Does Object Height Affect the Dart Throwing Motion Angle During Seated Activities of Daily Living? Cohen, Y., Portnoy, S., Levanon, Y., Friedman, J. (2020). Does object height affect the dart throwers motion angle during seated activities of daily living. Journal of Motor Behavior, (52) 4.
Article Review By: Rita Steffes
Dart Throwers Motion (DTM) is the movement of radial extension to ulnar flexion and is a commonly used movement pattern used for patients in hand therapy with wrist instability and those with SL ligament injuries. This study aimed to examine the relationship of DTM plane of movement and limb positions during activities of daily living.
In the weeds:
In this study, 40 right-hand dominant participants were asked to complete nine tasks of daily living while seated that required DTM. The participants completed each task 3 times at a different height. Participants were recorded when completing each task with a precise motion camera with a 3-D tracking system to calculate the relation of motion between the distal and proximal segments.
The 9 tasks:
1. Pouring beans from a cup with a side handle
2. Hammering into a wooden board on a 45-degree slant
3. Pressing the push button with the thumb
4. Taking a book out of a bookholder
5. Rotating a light bulb socket fixed into a vertical wooden plank
6. Using a screwdriver to tighten screws in the vertical wooden fixture
7. Pushing down a door handle
8. Sliding a credit card through the machine slot
9. Inserting coins through a slot in a tin can
Bringing it home:
The results of this study showed that object height made a significant impact on DTM plane. In activities completed at the low-level, DTM was greater and decreased as the height of the activities increased. Results of this study also showed that in the sagittal plane, increased shoulder flexion significantly decreased the DTM plane. However, in the coronal plane, increased shoulder flexion increased DTM plane. Overall, this study found that a change of shoulder angles by 10 degrees or more leads to a -2.2-4.1 degree change in DTM.

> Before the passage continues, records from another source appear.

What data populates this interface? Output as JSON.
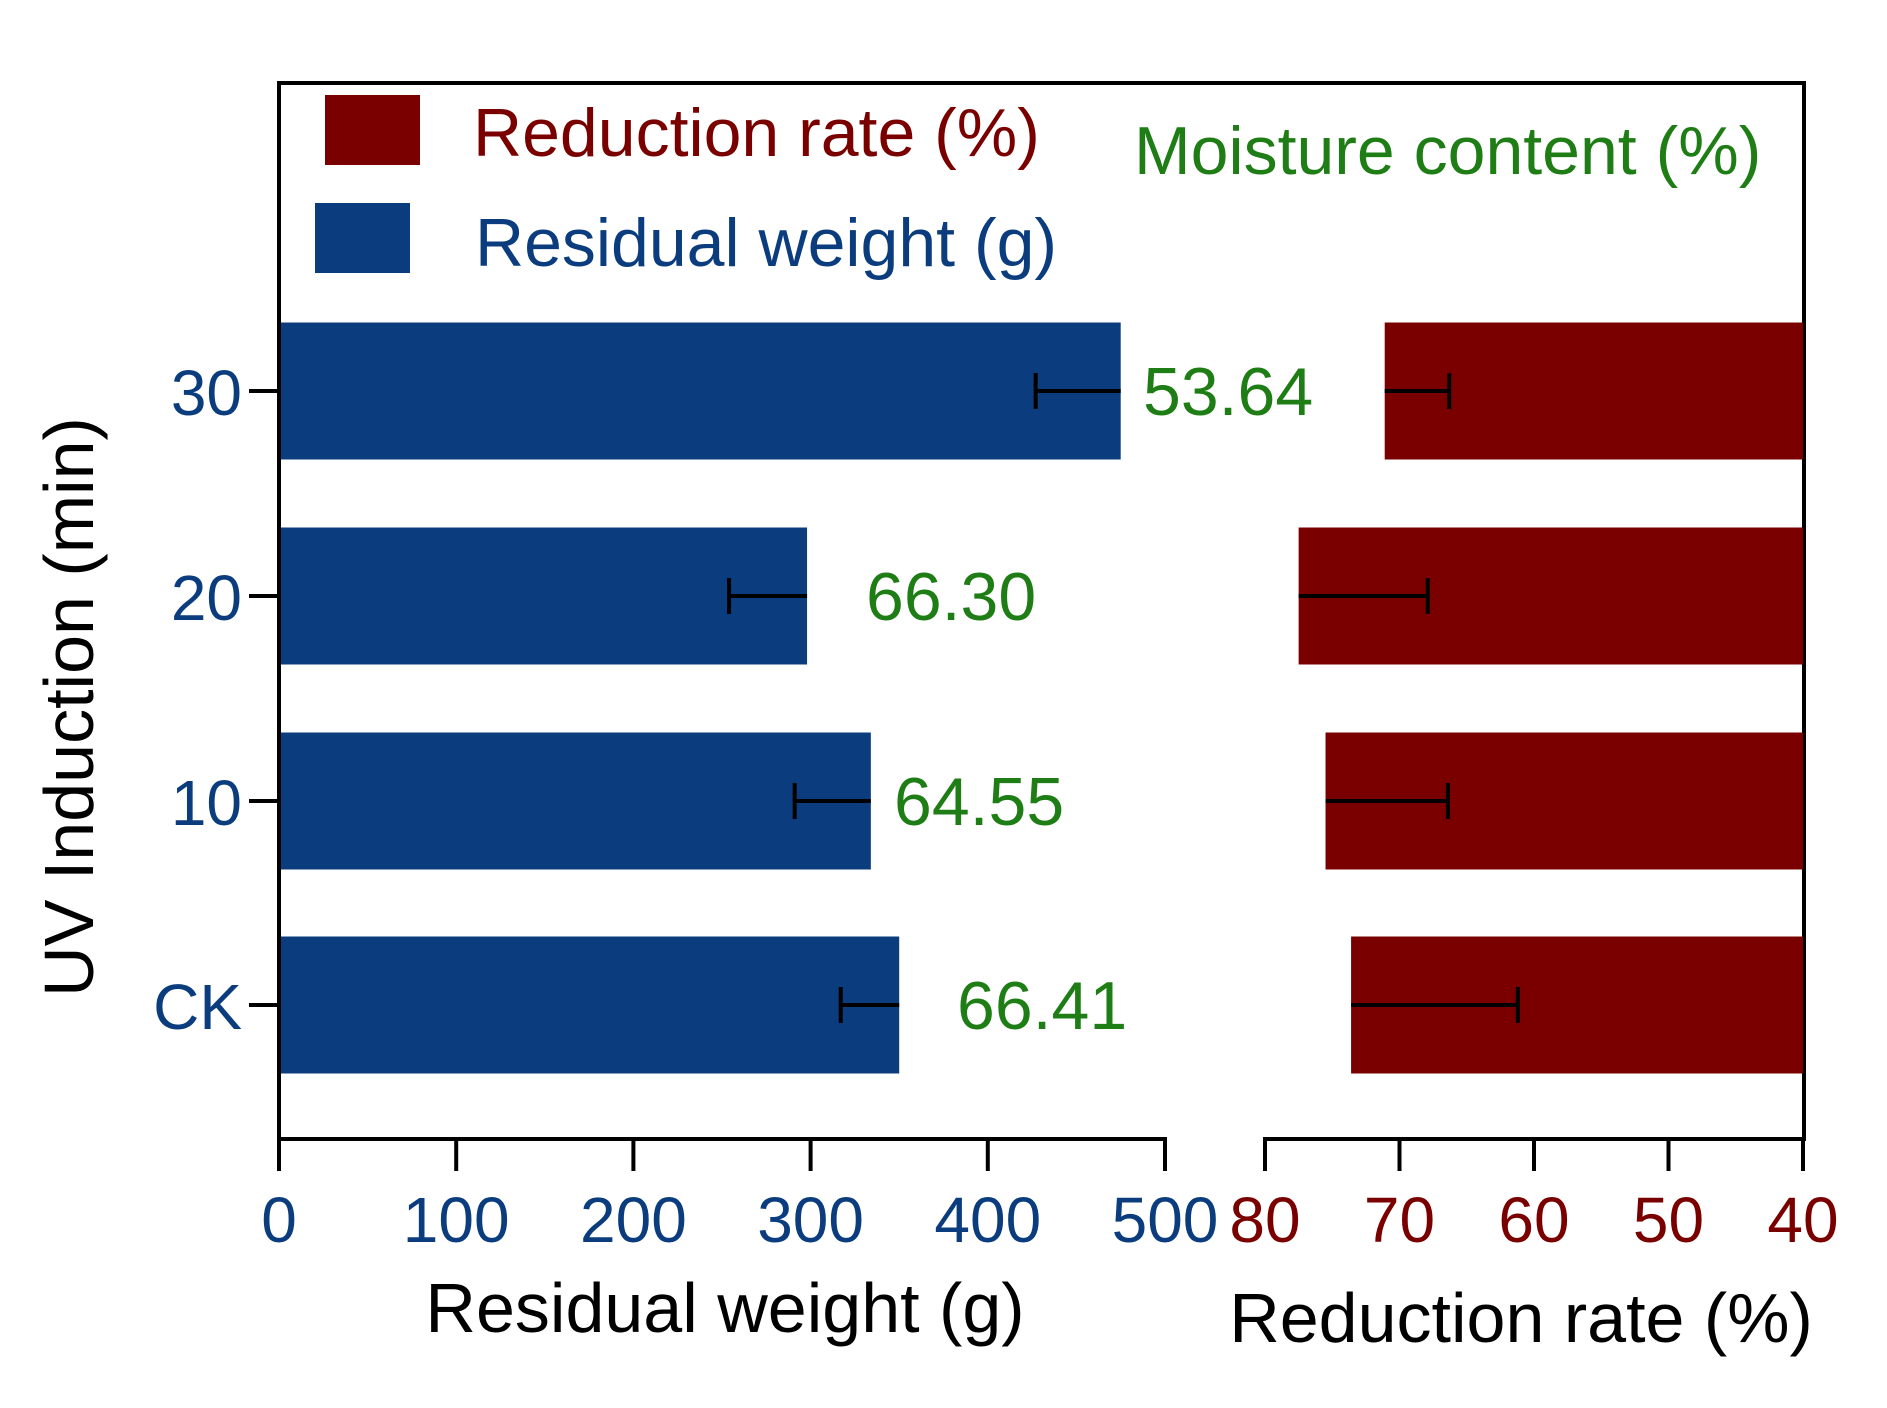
{
  "colors": {
    "residual": "#0b3d7e",
    "reduction": "#7a0000",
    "moisture": "#1e7d14",
    "axis": "#000000"
  },
  "chart_data": {
    "type": "bar",
    "orientation": "horizontal",
    "ylabel": "UV Induction  (min)",
    "categories": [
      "30",
      "20",
      "10",
      "CK"
    ],
    "legend": [
      {
        "label": "Reduction rate (%)",
        "color": "#7a0000"
      },
      {
        "label": "Residual weight (g)",
        "color": "#0b3d7e"
      }
    ],
    "moisture_header": "Moisture content (%)",
    "left_panel": {
      "series": "Residual weight (g)",
      "xlabel": "Residual weight (g)",
      "xlim": [
        0,
        500
      ],
      "ticks": [
        "0",
        "100",
        "200",
        "300",
        "400",
        "500"
      ],
      "values": [
        475,
        298,
        334,
        350
      ],
      "errors": [
        48,
        44,
        43,
        33
      ]
    },
    "right_panel": {
      "series": "Reduction rate (%)",
      "xlabel": "Reduction rate (%)",
      "xlim": [
        80,
        40
      ],
      "ticks": [
        "80",
        "70",
        "60",
        "50",
        "40"
      ],
      "values": [
        71.1,
        77.5,
        75.5,
        73.6
      ],
      "errors": [
        4.8,
        9.6,
        9.1,
        12.4
      ]
    },
    "moisture_content": [
      "53.64",
      "66.30",
      "64.55",
      "66.41"
    ]
  }
}
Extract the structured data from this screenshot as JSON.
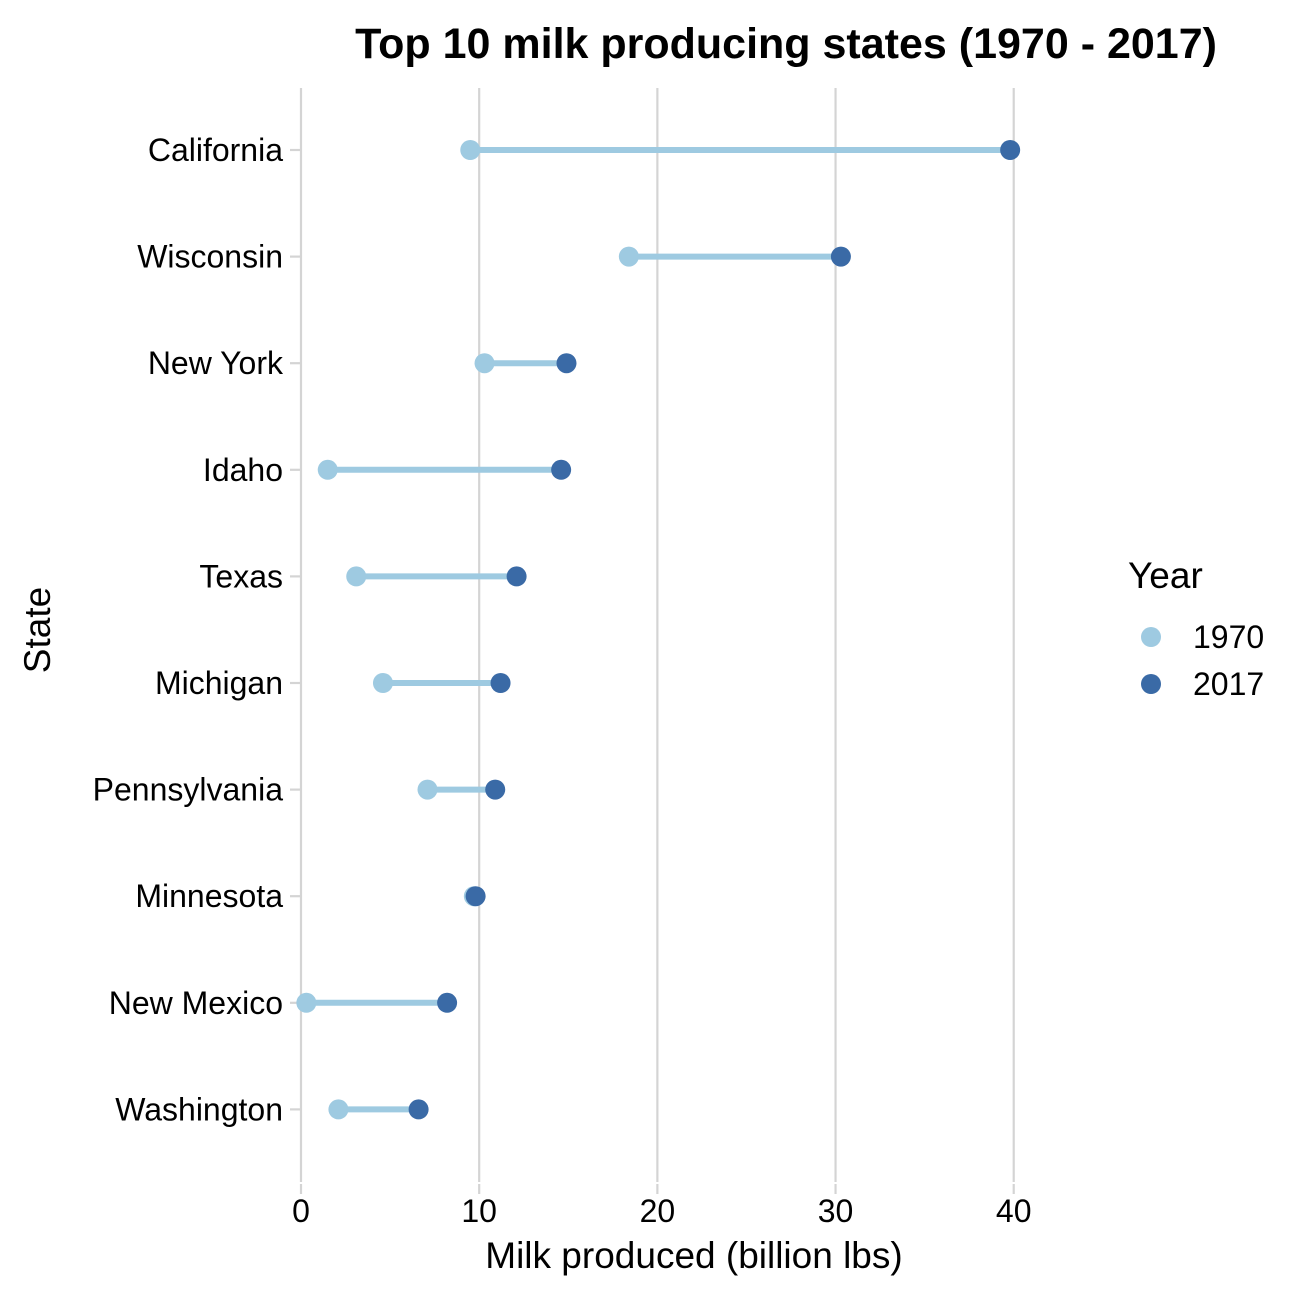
{
  "chart_data": {
    "type": "dumbbell",
    "title": "Top 10 milk producing states (1970 - 2017)",
    "xlabel": "Milk produced (billion lbs)",
    "ylabel": "State",
    "xlim": [
      0,
      44
    ],
    "xticks": [
      0,
      10,
      20,
      30,
      40
    ],
    "xtick_labels": [
      "0",
      "10",
      "20",
      "30",
      "40"
    ],
    "grid": "vertical major lines only",
    "legend": {
      "title": "Year",
      "placement": "right",
      "entries": [
        "1970",
        "2017"
      ]
    },
    "colors": {
      "1970": "#9ecae1",
      "2017": "#3a6aa6",
      "segment": "#9ecae1",
      "grid": "#d4d4d4"
    },
    "categories": [
      "California",
      "Wisconsin",
      "New York",
      "Idaho",
      "Texas",
      "Michigan",
      "Pennsylvania",
      "Minnesota",
      "New Mexico",
      "Washington"
    ],
    "series": [
      {
        "name": "1970",
        "values": [
          9.5,
          18.4,
          10.3,
          1.5,
          3.1,
          4.6,
          7.1,
          9.7,
          0.3,
          2.1
        ]
      },
      {
        "name": "2017",
        "values": [
          39.8,
          30.3,
          14.9,
          14.6,
          12.1,
          11.2,
          10.9,
          9.8,
          8.2,
          6.6
        ]
      }
    ]
  }
}
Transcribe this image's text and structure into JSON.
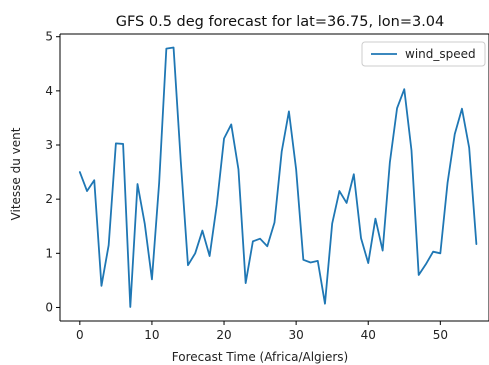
{
  "chart_data": {
    "type": "line",
    "title": "GFS 0.5 deg forecast for lat=36.75, lon=3.04",
    "xlabel": "Forecast Time (Africa/Algiers)",
    "ylabel": "Vitesse du vent",
    "xlim": [
      -2.75,
      56.75
    ],
    "ylim": [
      -0.25,
      5.05
    ],
    "xticks": [
      0,
      10,
      20,
      30,
      40,
      50
    ],
    "yticks": [
      0,
      1,
      2,
      3,
      4,
      5
    ],
    "grid": false,
    "legend_position": "upper right",
    "series": [
      {
        "name": "wind_speed",
        "color": "#1f77b4",
        "x": [
          0,
          1,
          2,
          3,
          4,
          5,
          6,
          7,
          8,
          9,
          10,
          11,
          12,
          13,
          14,
          15,
          16,
          17,
          18,
          19,
          20,
          21,
          22,
          23,
          24,
          25,
          26,
          27,
          28,
          29,
          30,
          31,
          32,
          33,
          34,
          35,
          36,
          37,
          38,
          39,
          40,
          41,
          42,
          43,
          44,
          45,
          46,
          47,
          48,
          49,
          50,
          51,
          52,
          53,
          54,
          55
        ],
        "values": [
          2.5,
          2.15,
          2.35,
          0.4,
          1.15,
          3.03,
          3.02,
          0.01,
          2.28,
          1.55,
          0.52,
          2.3,
          4.78,
          4.8,
          2.7,
          0.78,
          1.0,
          1.42,
          0.95,
          1.9,
          3.12,
          3.38,
          2.55,
          0.45,
          1.22,
          1.27,
          1.13,
          1.57,
          2.88,
          3.62,
          2.55,
          0.88,
          0.83,
          0.86,
          0.07,
          1.55,
          2.15,
          1.93,
          2.46,
          1.28,
          0.82,
          1.64,
          1.05,
          2.68,
          3.68,
          4.03,
          2.9,
          0.6,
          0.8,
          1.03,
          1.0,
          2.3,
          3.2,
          3.67,
          2.95,
          1.17
        ]
      }
    ]
  }
}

Overall, this was a very interesting and uniquely studied DTM in hand therapy. The findings of this study can overall improve therapy services for individuals following wrist instability and SL ligament injuries by providing different ways to modify activities for the best patient care. This study also can help make recommendations within a patient’s HEP with any ADL tasks they may report increased pain with completion.